Ich habe meinen Job an einen Roboter verloren

August 2017 | 17 Min. Lesezeit

In Zusammenarbeit mit Vice

Ich habe meinen Job an einen Roboter verloren

Sehen Sie sich einmal um. Wir sind umgeben von zahllosen so genannten intelligenten Geräten wie Smartphones, Smart Watches, smart TVs, intelligenten Zählern, intelligenten Küchenherden und vielem mehr. Hilfsmittel, bei denen uns niemals der Begriff „Intelligenz“ in den Sinn gekommen wäre, werden zunehmend autonomer und entscheiden selbst, ohne dass ihnen der Mensch Weisungen erteilen muss.

Wir Menschen haben diesen technologischen Fortschritt genossen und bislang auch gefördert. Nun aber stehen wir an einem kritischen Punkt und fürchten, dass Geräte, die über künstliche Intelligenz (KI) verfügen, den Menschenals Erfinder der KI, an Intelligenz übertreffen und uns unsere Jobs kosten könnten.

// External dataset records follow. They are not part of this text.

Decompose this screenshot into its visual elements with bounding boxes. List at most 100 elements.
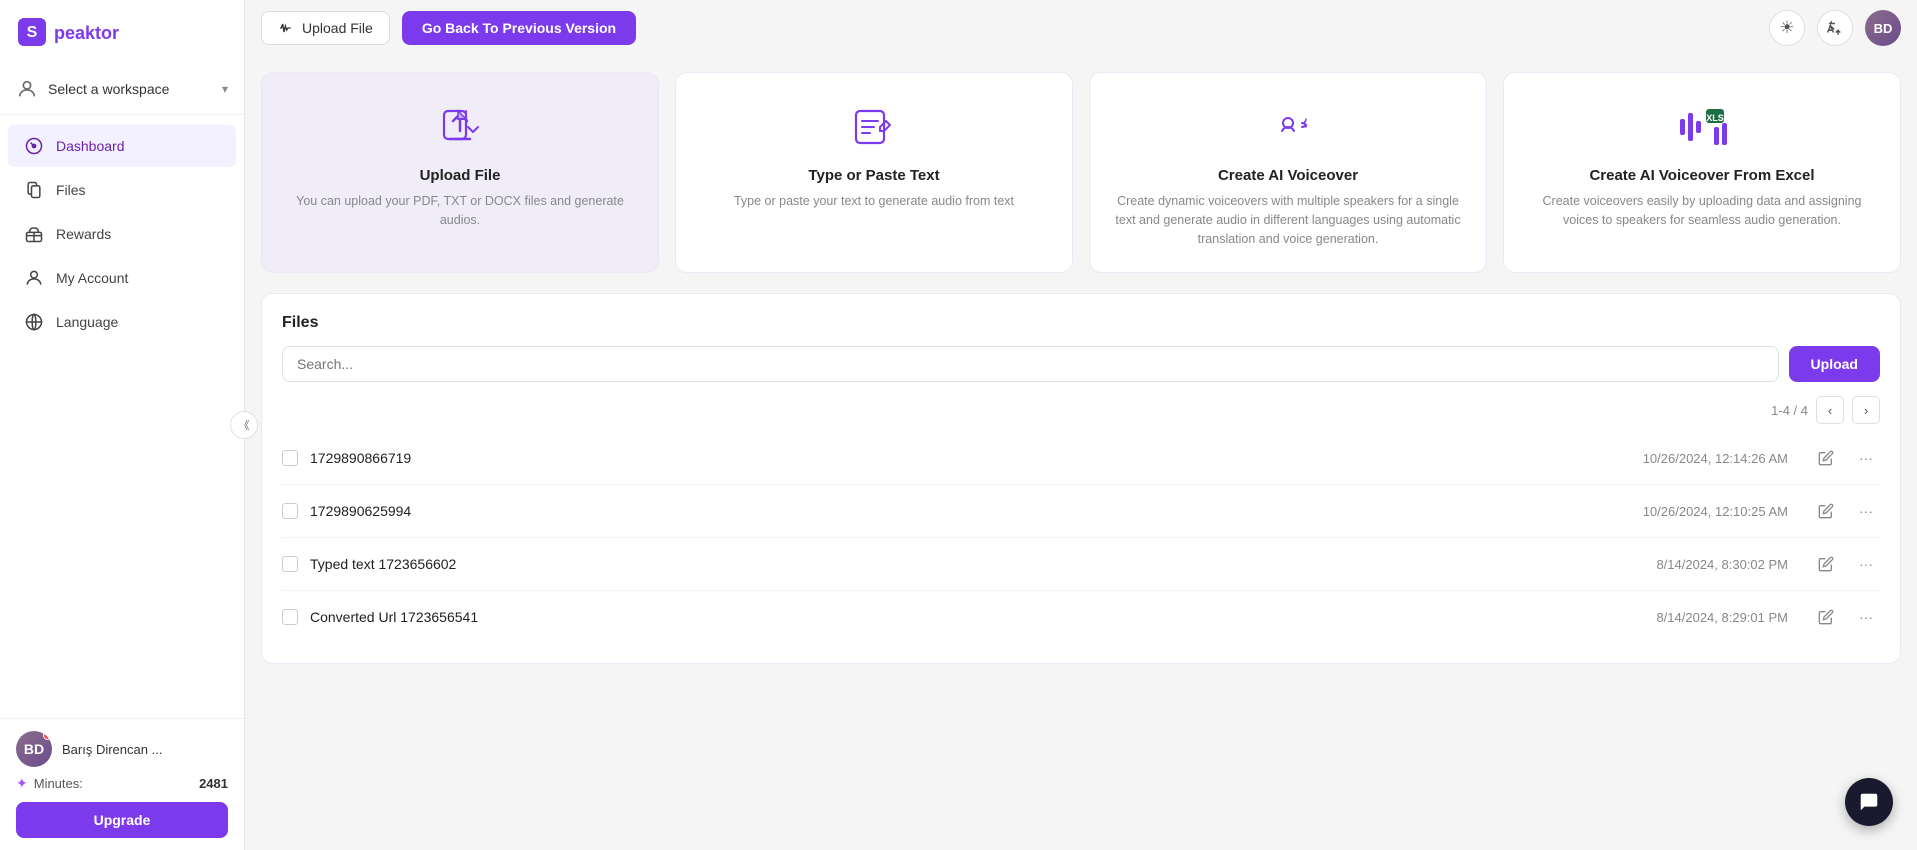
file-edit-button-4[interactable] [1812,603,1840,631]
logo-container: S peaktor [0,0,244,64]
files-icon [24,180,44,200]
file-date-4: 8/14/2024, 8:29:01 PM [1656,610,1788,625]
files-section: Files Upload 1-4 / 4 ‹ › 1729890866719 1… [261,293,1901,664]
avatar: BD [16,731,52,767]
user-info: BD Barış Direncan ... [16,731,228,767]
go-back-button[interactable]: Go Back To Previous Version [402,11,636,45]
rewards-icon [24,224,44,244]
workspace-selector[interactable]: Select a workspace ▾ [0,64,244,115]
dashboard-icon [24,136,44,156]
file-checkbox-1[interactable] [282,450,298,466]
chat-icon [1858,791,1880,813]
user-avatar-topbar[interactable]: BD [1865,10,1901,46]
file-more-button-3[interactable]: ··· [1852,550,1880,578]
file-checkbox-4[interactable] [282,609,298,625]
file-checkbox-3[interactable] [282,556,298,572]
translate-button[interactable] [1817,10,1853,46]
file-name-3: Typed text 1723656602 [310,556,1644,572]
chat-bubble-button[interactable] [1845,778,1893,826]
nav-items: Dashboard Files Rewards My Account [0,115,244,718]
sun-icon: ☀ [1779,18,1794,38]
speaktor-logo: S peaktor [16,14,156,50]
upload-file-card-desc: You can upload your PDF, TXT or DOCX fil… [282,192,638,230]
upload-file-button[interactable]: Upload File [261,11,390,45]
file-more-button-1[interactable]: ··· [1852,444,1880,472]
file-more-button-4[interactable]: ··· [1852,603,1880,631]
files-header: Files [282,314,1880,332]
file-date-1: 10/26/2024, 12:14:26 AM [1643,451,1788,466]
translate-icon [1826,19,1844,37]
sidebar-item-files[interactable]: Files [8,169,236,211]
spark-icon: ✦ [16,775,28,792]
sidebar-item-files-label: Files [56,182,86,198]
pagination-info: 1-4 / 4 [1771,403,1808,418]
collapse-icon: 《 [239,417,250,433]
type-paste-card-icon [848,101,900,153]
minutes-value: 2481 [199,776,228,791]
waveform-icon [278,20,294,36]
ai-voiceover-excel-card-title: Create AI Voiceover From Excel [1589,167,1814,184]
file-edit-button-2[interactable] [1812,497,1840,525]
sidebar-item-dashboard[interactable]: Dashboard [8,125,236,167]
upload-button[interactable]: Upload [1789,346,1880,382]
theme-toggle-button[interactable]: ☀ [1769,10,1805,46]
topbar-right: ☀ BD [1769,10,1901,46]
edit-icon [1818,503,1834,519]
file-more-button-2[interactable]: ··· [1852,497,1880,525]
file-edit-button-1[interactable] [1812,444,1840,472]
file-date-3: 8/14/2024, 8:30:02 PM [1656,557,1788,572]
sidebar-item-rewards-label: Rewards [56,226,111,242]
table-row: 1729890866719 10/26/2024, 12:14:26 AM ··… [282,432,1880,485]
file-checkbox-2[interactable] [282,503,298,519]
upload-file-label: Upload File [302,20,373,36]
file-name-2: 1729890625994 [310,503,1631,519]
ai-voiceover-card-desc: Create dynamic voiceovers with multiple … [1110,192,1466,248]
ai-voiceover-excel-icon-svg: XLS [1676,101,1728,153]
edit-icon [1818,450,1834,466]
sidebar-item-rewards[interactable]: Rewards [8,213,236,255]
feature-card-ai-voiceover[interactable]: Create AI Voiceover Create dynamic voice… [1089,72,1487,273]
sidebar-item-dashboard-label: Dashboard [56,138,125,154]
file-edit-button-3[interactable] [1812,550,1840,578]
chevron-down-icon: ▾ [222,82,228,96]
upload-file-card-title: Upload File [420,167,501,184]
svg-text:peaktor: peaktor [54,23,119,43]
feature-card-ai-voiceover-excel[interactable]: XLS Create AI Voiceover From Excel Creat… [1503,72,1901,273]
file-date-2: 10/26/2024, 12:10:25 AM [1643,504,1788,519]
type-paste-card-title: Type or Paste Text [808,167,939,184]
file-name-4: Converted Url 1723656541 [310,609,1644,625]
collapse-sidebar-button[interactable]: 《 [230,411,258,439]
minutes-label: Minutes: [34,776,83,791]
feature-cards: Upload File You can upload your PDF, TXT… [261,72,1901,273]
minutes-row: ✦ Minutes: 2481 [16,775,228,792]
upgrade-button[interactable]: Upgrade [16,802,228,838]
sidebar-item-language-label: Language [56,314,118,330]
workspace-label: Select a workspace [48,81,212,97]
upload-file-card-icon [434,101,486,153]
ai-voiceover-excel-card-desc: Create voiceovers easily by uploading da… [1524,192,1880,230]
search-upload-row: Upload [282,346,1880,382]
ai-voiceover-card-icon [1262,101,1314,153]
sidebar-item-language[interactable]: Language [8,301,236,343]
svg-text:S: S [27,24,38,41]
notification-dot [43,731,52,740]
table-row: Converted Url 1723656541 8/14/2024, 8:29… [282,591,1880,643]
feature-card-upload-file[interactable]: Upload File You can upload your PDF, TXT… [261,72,659,273]
file-name-1: 1729890866719 [310,450,1631,466]
account-icon [24,268,44,288]
edit-icon [1818,556,1834,572]
ai-voiceover-icon-svg [1264,103,1312,151]
ai-voiceover-excel-card-icon: XLS [1676,101,1728,153]
type-paste-card-desc: Type or paste your text to generate audi… [734,192,1014,211]
next-page-button[interactable]: › [1852,396,1880,424]
prev-page-button[interactable]: ‹ [1816,396,1844,424]
user-name: Barış Direncan ... [62,742,162,757]
edit-icon [1818,609,1834,625]
search-input[interactable] [282,346,1779,382]
sidebar: S peaktor Select a workspace ▾ Dashboard… [0,0,245,850]
feature-card-type-paste[interactable]: Type or Paste Text Type or paste your te… [675,72,1073,273]
ai-voiceover-card-title: Create AI Voiceover [1218,167,1358,184]
language-icon [24,312,44,332]
sidebar-item-my-account[interactable]: My Account [8,257,236,299]
main-content: Upload File Go Back To Previous Version … [245,0,1917,850]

In verschiedenen Bereichen sind wir Menschen der KI bereits unterlegen. Im Juli 2017 besiegte AlphaGo, ein bei Google Deep Mind in London entwickelte Software, überzeugend den menschlichen Weltmeister im Brettspiel Go. Deep-Learning-Algorithmen haben bereits vor einigen Jahren bei Bilderkennungsaufgaben Menschen den Rang abgelaufen. Übersetzungen von einer menschlichen Sprache in eine andere waren einst die Domäne bilingualer Experten. Heute können sie dank neuronaler Sprachmodelle mit bemerkenswerter Präzision von Maschinen ausgeführt werden. Kunst, die einst als rein menschliche Domäne galt, wird allmählich von KI eingenommen, da Algorithmen Zeichnungen in der Art von van Gogh erstellen, dass selbst der Meister Vincent van Gogh stolz gewesen wäre!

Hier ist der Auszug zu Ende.